See H. E. Guericke, August Hermann Francke (1827, tr. 1837).
A year later, by the help of his friend P Anton, and with the approval and encouragement of Philipp Jakob Spener, he founded the Collegium Philobiblicum, at which a number of graduates met regularly for the systematic study of the Bible, philologically and practically. He next spent some months at Lüneburg as assistant or curate to the learned superintendent, KH Sandhagen, and there his religious beliefs deepened. On leaving Lüneburg he spent some time in Hamburg, where he became a teacher in a private school, and made the acquaintance of Nikolaus Lange.
After a long visit to Spener, at that time a court preacher in Dresden, Francke returned to Leipzig in the spring of 1689, and began to give Bible lectures of an exegetical and practical kind, at the same time resuming the Collegium Philobiblicum of earlier days. He soon became popular as a lecturer; but the peculiarities of his teaching almost immediately aroused a violent opposition on the part of the university authorities; and before the end of the year he was interdicted from lecturing on the ground of his alleged pietism. That was how Francke's name first came to be publicly associated with that of Spener, and with pietism. Prohibited from lecturing in Leipzig, Francke in 1690 found work at Erfurt as "deacon" of one of the city churches. Here his evangelistic fervour attracted multitudes to his preaching, including Roman Catholics, but at the same time excited the anger of his opponents; and the result of their opposition was that after a ministry of fifteen months he was commanded by the civil authorities (September 27 1691) to leave Erfurt within forty-eight hours.

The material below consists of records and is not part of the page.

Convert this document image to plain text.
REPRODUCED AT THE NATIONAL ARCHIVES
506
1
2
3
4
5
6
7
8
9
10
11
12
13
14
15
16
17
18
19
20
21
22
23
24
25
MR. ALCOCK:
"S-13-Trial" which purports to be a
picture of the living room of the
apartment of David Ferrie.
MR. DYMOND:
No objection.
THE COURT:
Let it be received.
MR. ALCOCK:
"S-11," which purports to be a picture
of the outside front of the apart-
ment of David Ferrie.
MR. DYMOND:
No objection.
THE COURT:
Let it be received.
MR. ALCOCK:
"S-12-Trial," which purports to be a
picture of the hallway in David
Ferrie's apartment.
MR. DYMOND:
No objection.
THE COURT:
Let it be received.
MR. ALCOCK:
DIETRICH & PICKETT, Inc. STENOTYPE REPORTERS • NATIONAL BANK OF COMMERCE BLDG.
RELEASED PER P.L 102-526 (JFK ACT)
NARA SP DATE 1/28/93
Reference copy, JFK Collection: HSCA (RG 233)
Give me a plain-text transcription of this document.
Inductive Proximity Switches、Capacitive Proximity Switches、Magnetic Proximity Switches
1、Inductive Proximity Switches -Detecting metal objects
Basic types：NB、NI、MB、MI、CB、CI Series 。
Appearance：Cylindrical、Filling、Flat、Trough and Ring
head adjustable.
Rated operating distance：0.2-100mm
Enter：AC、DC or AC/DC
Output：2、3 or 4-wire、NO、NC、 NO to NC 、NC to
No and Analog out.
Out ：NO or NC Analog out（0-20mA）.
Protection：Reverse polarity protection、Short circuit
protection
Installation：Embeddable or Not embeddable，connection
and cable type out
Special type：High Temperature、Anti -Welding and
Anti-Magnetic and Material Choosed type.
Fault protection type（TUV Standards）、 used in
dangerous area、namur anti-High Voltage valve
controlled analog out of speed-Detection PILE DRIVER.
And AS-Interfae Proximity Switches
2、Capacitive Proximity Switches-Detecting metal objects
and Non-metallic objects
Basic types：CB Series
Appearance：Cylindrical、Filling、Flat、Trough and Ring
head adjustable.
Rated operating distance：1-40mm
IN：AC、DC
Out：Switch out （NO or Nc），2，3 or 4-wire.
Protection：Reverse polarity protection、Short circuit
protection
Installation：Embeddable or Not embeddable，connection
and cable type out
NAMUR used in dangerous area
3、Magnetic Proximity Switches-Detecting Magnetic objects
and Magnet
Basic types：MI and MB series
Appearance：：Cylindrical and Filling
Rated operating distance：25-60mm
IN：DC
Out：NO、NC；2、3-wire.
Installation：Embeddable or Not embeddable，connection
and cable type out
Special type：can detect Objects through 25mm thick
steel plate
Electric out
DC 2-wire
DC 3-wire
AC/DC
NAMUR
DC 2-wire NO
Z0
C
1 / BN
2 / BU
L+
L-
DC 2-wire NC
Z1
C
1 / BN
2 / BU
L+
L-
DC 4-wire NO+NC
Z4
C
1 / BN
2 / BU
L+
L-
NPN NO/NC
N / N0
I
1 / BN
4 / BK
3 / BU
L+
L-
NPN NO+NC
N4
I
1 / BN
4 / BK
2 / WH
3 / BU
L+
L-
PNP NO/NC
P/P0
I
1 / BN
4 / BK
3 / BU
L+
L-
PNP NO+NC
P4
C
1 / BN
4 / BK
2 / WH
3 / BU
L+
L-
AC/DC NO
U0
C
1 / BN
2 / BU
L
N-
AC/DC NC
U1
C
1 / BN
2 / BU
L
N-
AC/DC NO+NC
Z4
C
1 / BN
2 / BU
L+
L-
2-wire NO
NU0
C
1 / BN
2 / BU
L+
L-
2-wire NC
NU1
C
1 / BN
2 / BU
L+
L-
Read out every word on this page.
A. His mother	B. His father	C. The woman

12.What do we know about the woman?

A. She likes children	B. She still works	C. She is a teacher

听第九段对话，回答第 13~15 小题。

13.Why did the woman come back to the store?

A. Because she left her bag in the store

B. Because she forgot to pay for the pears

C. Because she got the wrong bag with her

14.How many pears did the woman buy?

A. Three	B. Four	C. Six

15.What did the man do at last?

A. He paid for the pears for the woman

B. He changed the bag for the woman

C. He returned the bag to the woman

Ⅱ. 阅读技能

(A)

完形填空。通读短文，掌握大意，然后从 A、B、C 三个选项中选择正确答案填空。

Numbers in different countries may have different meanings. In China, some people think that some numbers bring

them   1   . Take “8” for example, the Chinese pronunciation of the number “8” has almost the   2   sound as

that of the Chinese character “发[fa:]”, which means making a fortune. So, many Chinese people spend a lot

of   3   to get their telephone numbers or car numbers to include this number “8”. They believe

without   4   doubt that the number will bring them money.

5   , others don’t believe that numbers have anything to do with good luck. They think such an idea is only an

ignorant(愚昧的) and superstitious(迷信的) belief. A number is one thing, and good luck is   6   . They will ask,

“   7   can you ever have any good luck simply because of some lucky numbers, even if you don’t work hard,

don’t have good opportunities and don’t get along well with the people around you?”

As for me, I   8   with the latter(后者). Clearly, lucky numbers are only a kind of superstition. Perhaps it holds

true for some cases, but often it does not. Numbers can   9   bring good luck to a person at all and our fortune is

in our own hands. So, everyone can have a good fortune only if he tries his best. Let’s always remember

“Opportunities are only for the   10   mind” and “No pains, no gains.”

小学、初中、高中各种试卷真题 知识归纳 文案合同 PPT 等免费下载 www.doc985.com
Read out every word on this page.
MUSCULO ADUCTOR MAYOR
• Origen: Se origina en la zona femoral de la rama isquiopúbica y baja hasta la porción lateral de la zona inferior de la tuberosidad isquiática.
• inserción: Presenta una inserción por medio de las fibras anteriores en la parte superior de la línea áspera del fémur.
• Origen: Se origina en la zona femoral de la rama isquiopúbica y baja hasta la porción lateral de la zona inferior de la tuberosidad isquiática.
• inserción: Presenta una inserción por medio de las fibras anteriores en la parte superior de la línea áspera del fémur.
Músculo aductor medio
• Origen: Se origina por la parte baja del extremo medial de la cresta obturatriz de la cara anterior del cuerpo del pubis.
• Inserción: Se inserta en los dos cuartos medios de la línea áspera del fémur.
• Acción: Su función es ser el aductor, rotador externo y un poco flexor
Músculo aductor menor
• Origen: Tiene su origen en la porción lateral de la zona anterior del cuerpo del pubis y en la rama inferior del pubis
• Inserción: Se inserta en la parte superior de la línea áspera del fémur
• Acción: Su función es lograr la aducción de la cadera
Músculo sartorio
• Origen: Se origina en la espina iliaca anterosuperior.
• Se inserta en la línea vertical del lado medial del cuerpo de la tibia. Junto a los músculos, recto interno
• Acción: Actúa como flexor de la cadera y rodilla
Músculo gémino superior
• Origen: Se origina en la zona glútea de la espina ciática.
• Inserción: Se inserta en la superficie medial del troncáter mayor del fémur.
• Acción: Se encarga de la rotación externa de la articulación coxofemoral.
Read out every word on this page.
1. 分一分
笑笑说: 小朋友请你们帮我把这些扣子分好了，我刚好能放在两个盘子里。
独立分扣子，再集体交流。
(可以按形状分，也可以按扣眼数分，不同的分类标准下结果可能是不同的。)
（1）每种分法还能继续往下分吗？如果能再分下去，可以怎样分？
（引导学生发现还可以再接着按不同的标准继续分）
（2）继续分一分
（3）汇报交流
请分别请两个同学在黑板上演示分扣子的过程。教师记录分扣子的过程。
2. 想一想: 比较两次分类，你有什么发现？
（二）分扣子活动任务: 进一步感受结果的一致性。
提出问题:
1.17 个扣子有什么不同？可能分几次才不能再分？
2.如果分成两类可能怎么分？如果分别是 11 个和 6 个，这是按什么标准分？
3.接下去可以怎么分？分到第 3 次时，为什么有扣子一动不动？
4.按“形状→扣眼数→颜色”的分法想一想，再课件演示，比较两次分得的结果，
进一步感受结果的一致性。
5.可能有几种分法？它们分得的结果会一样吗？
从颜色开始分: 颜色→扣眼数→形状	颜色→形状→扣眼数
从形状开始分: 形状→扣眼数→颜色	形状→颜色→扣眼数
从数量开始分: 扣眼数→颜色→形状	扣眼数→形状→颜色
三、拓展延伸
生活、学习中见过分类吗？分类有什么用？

That same year Spener was expelled from Dresden.
In December, through Spener's influence, Francke accepted an invitation to fill the chair of Greek and oriental languages in the new University of Halle, which was at that time being organized by the elector Frederick III of Brandenburg; and at the same time, the chair having no salary attached to it, he was appointed pastor of Glaucha in the immediate neighbourhood of the town. He afterwards became professor of theology.
Here, for the remaining thirty-six years of his life, he discharged the twofold office of pastor and professor with energy and success. At the very outset of his labours he had been profoundly impressed with a sense of his responsibility towards the numerous outcast children who were growing up around him in ignorance and crime. After a number of tentative plans, he resolved in 1695 to institute what is often called a "ragged school," supported by public charity. A single room was at first sufficient, but within a year it was found necessary to purchase a house, to which another was added in 1697.
In 1698 there were 100 orphans under his charge to be clothed and fed, besides 500 children who were taught as day scholars. The schools grew in importance and were later known as the Franckesche Stiftungen. The education given was strictly religious. Hebrew was included, while the Greek and Latin classics were neglected; the Homilies of Macanus took the place of Thucydides. The same principle was consistently applied in his university teaching. Even as professor of Greek he had given great prominence in his lectures to the study of the Scriptures; but he found a much more congenial sphere when, in 1698, he was appointed to the chair of theology. Yet his first courses of lectures in that department were readings and expositions of the Old and New Testament; and to this, as also to hermeneutics, he always attached special importance, believing that for theology a sound exegesis was the one indispensable requisite. "Theologus nascitur in scripturis," he used to say; but during his occupancy of the theological chair he lectured at various times upon other branches of theology also. Amongst his colleagues were Paul Anton, Joachim J Breithaupt and Joachim Lange -- men who shared his beliefs. Through their influence upon the students, Halle became a centre from which pietism became very widely diffused over Germany. Under Francke's influence, Halle also became the center for Danish-Halle Mission to India.
Francke's principal contributions to theological literature were: Manuductio ad lectionem Scripturae Sacrae (1693); Praelectiones hermeneuticae (1717); Commentatio de scopo librorum Veteris et Novi Testamenti (1724); and Lectiones paraeneticae (1726-1736). The Manuductio was translated into English in 1813, under the title A Guide to the Reading and Study of the Holy Scriptures.
An account of his orphanage, entitled Segensvolle Fußstapfen, (1709), which subsequently passed through several editions, has also been partially translated, under the title The Footsteps of Divine Providence: or, The bountjful Hand of Heaven defraying the Expenses of Faith.